I went to the cinema with my friends to see the movie and loved it with all the Who music. There was a resurrection of mod type bands too in the late seventies – most notable, probably; The Jam. Everything in Britain from the late seventies and into the eighties seemed like a dream world for me at eighteen. Of course, I was wishing I had been eighteen in the Retro British sixties at the time. Instead I was an infant watching Doctor Who and Batman. I can remember the music but was too unappreciative of it because I was a kid.
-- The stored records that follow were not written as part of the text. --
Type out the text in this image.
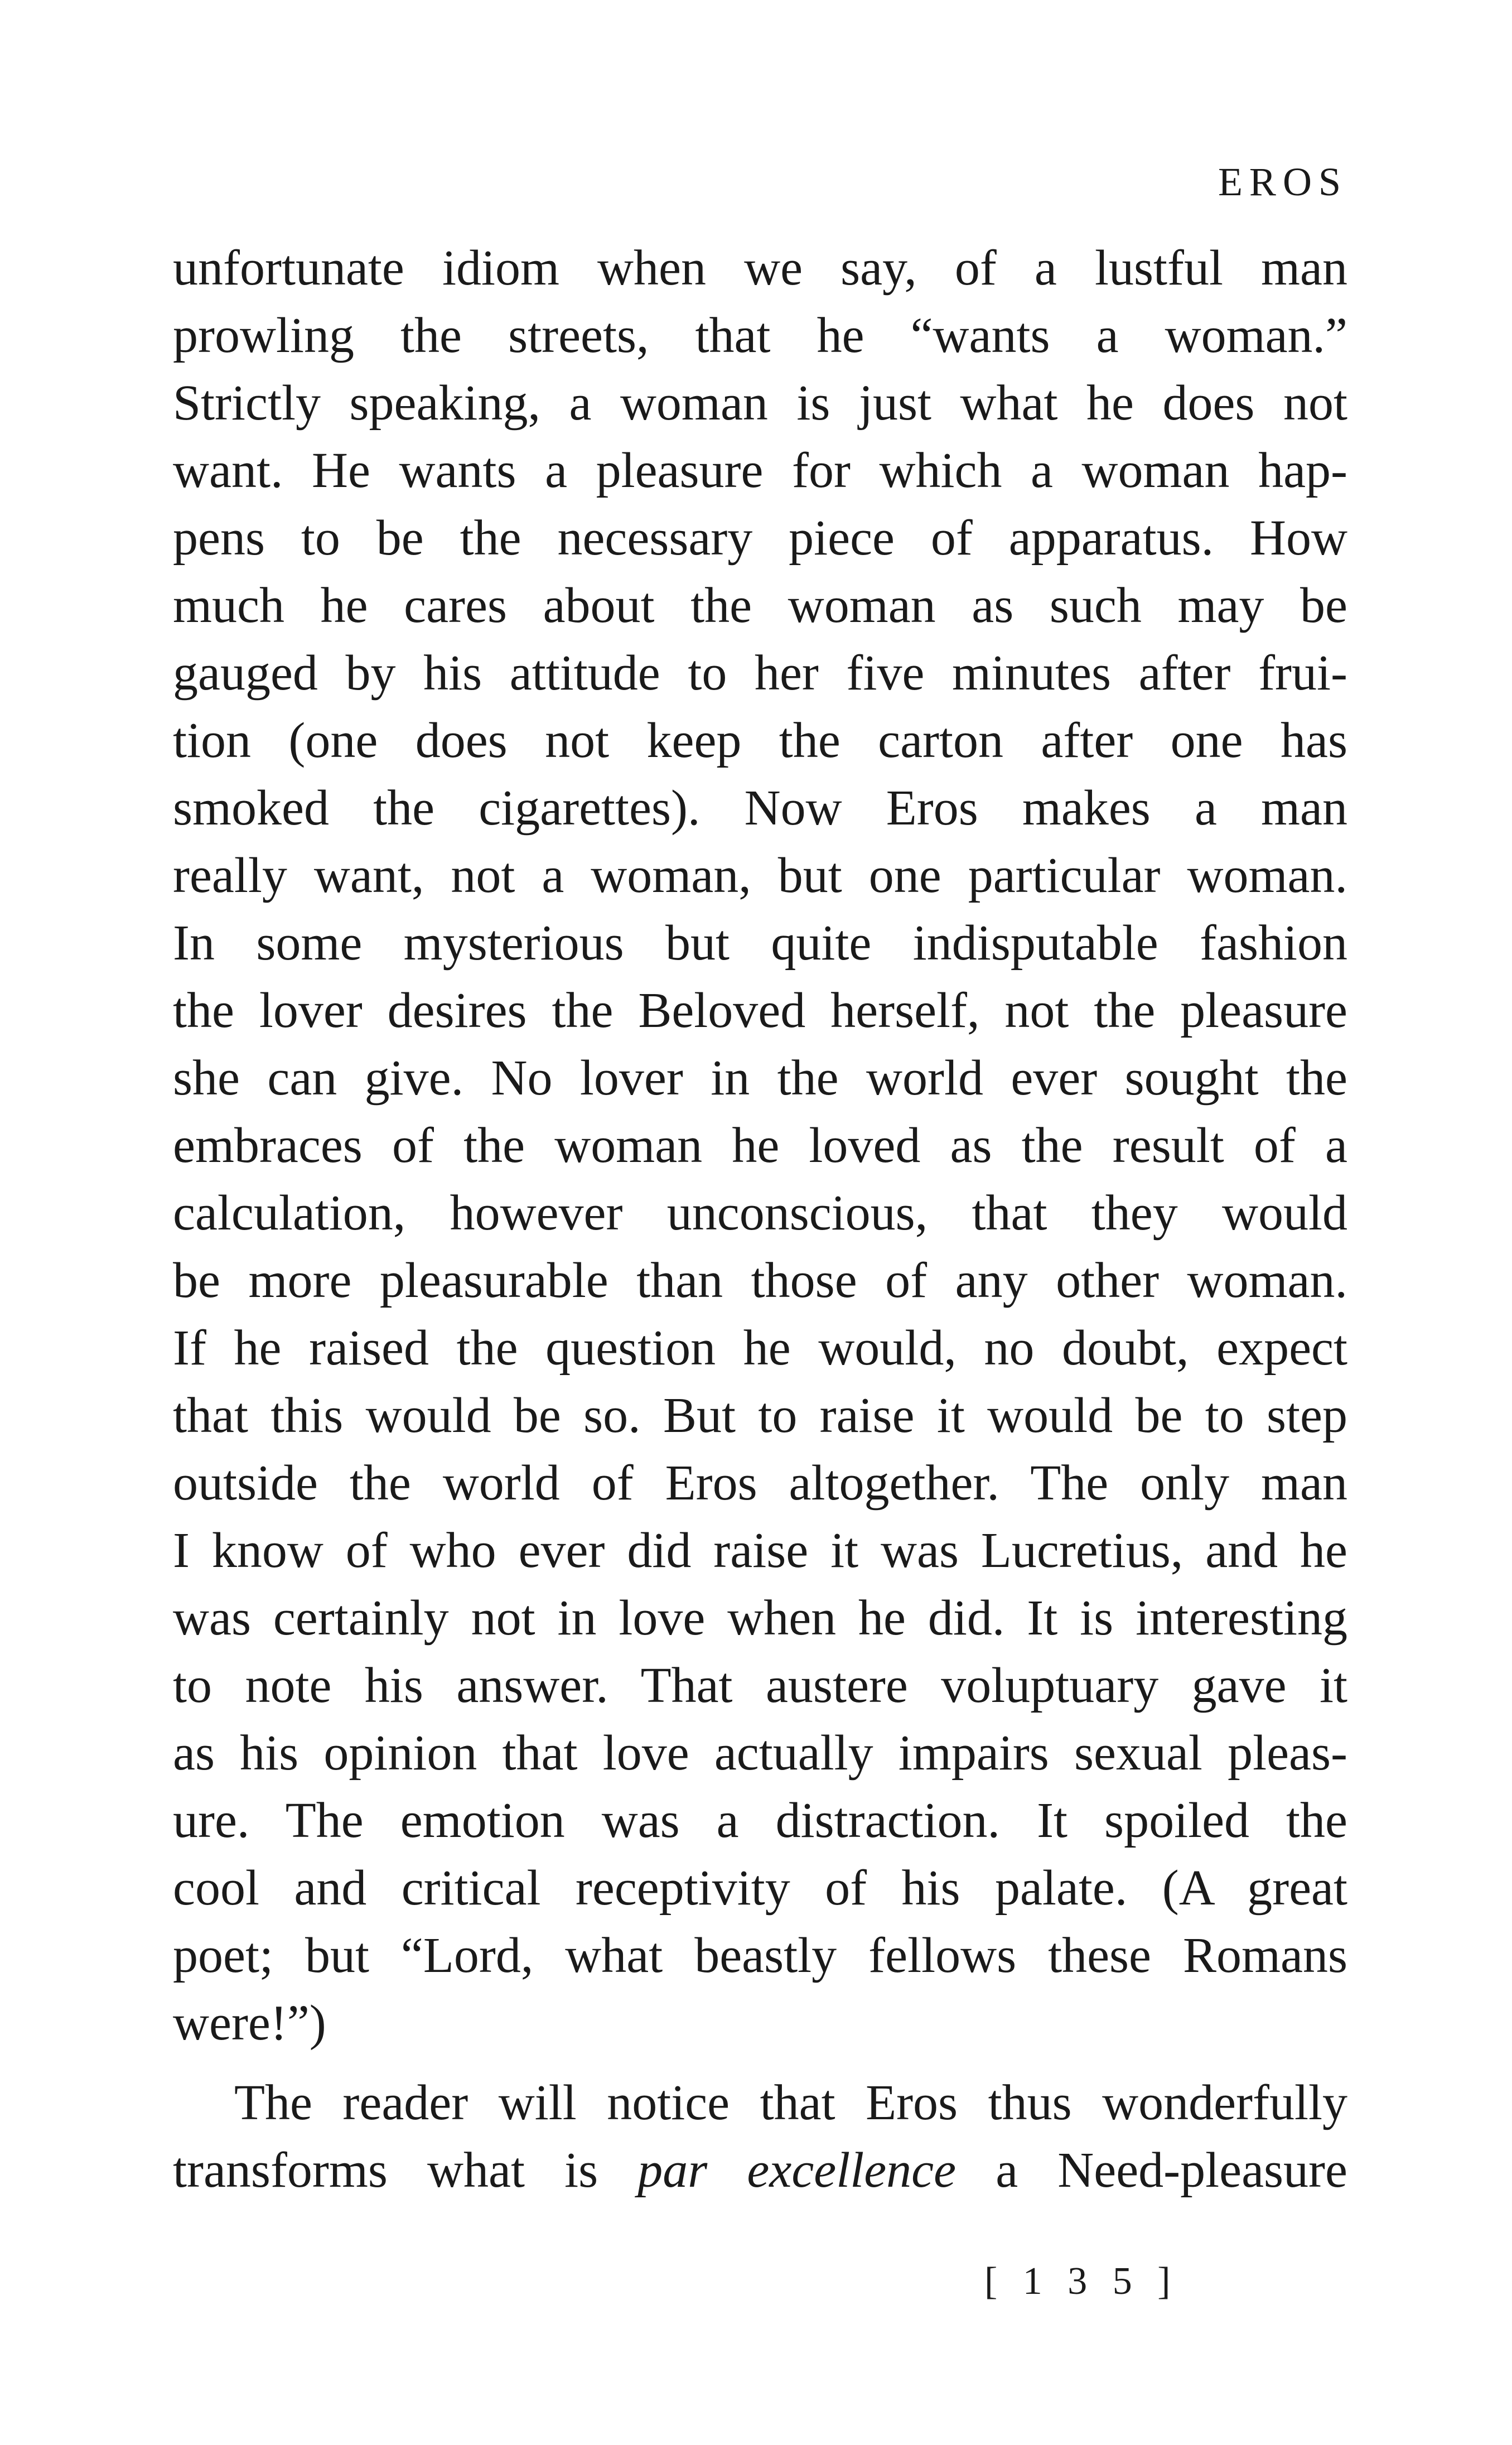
EROS
unfortunate idiom when we say, of a lustful man
prowling the streets, that he “wants a woman.”
Strictly speaking, a woman is just what he does not
want. He wants a pleasure for which a woman hap-
pens to be the necessary piece of apparatus. How
much he cares about the woman as such may be
gauged by his attitude to her five minutes after frui-
tion (one does not keep the carton after one has
smoked the cigarettes). Now Eros makes a man
really want, not a woman, but one particular woman.
In some mysterious but quite indisputable fashion
the lover desires the Beloved herself, not the pleasure
she can give. No lover in the world ever sought the
embraces of the woman he loved as the result of a
calculation, however unconscious, that they would
be more pleasurable than those of any other woman.
If he raised the question he would, no doubt, expect
that this would be so. But to raise it would be to step
outside the world of Eros altogether. The only man
I know of who ever did raise it was Lucretius, and he
was certainly not in love when he did. It is interesting
to note his answer. That austere voluptuary gave it
as his opinion that love actually impairs sexual pleas-
ure. The emotion was a distraction. It spoiled the
cool and critical receptivity of his palate. (A great
poet; but “Lord, what beastly fellows these Romans
were!”)
The reader will notice that Eros thus wonderfully
transforms what is par excellence a Need-pleasure
[ 1 3 5 ]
As I got older and watched Quadrophenia again – set in 1964; I enjoyed it for the deeper reason of the story line. As an eighteen year old, I was too busy fantasying about being a mod in the sixties and the real aspect of the rude coming of age story, concerning anti-hero Jimmy, was lost to me. Now this part of the story is so much more clear and enjoyable. When I first saw the film and Jimmy is walking away from the cliffs of Beachy Head with the sun setting; it was lost to me that the beginning was the end. The Ace’s wonderful scooter is at the bottom smashed upon the rocks.



Jimmy (Phil Daniels)
The story of our narrow sighted hero Jimmy starts off with him being a happy Mod in 1964. The world is his oyster and he is a Mod with hundreds of other young Mods because they want to be different – ha ha ha. Its brilliant and our character Jimmy (Played by Phil Daniels) is a rudely sketched lad as he goes on his little growing up journey. He climbs to the top of his futile and unworthy little ambitious pinnacle and falls to see his feeble little world in tatters. He loses the plot and steals the Ace’s scooter because he makes the shocking discovery that things are not quite the way he thought against the background of a ‘Who’ track with lyrics saying the same sort of thing. He rides this stolen scooter along the cliffs of Beachy Head, aimlessly drifting closer to the edge as he comes to terms that he has to grow up and face the big world. This part is portrayed through vision and song with the cliffs being the edge in real life terms and Jimmy’s own versatile mental stability. Will he? Won’t he? – Well the beginning is the end as we see him walking away from the cliffs towards the camera. “Can you see the real me – Can you? Can you?”  “Bell Boy, Bell Boy.”

Mods


All these different songs are wrapped in the “Love – rain on me” by The Who.  This Brit flick is great and grows on me with age.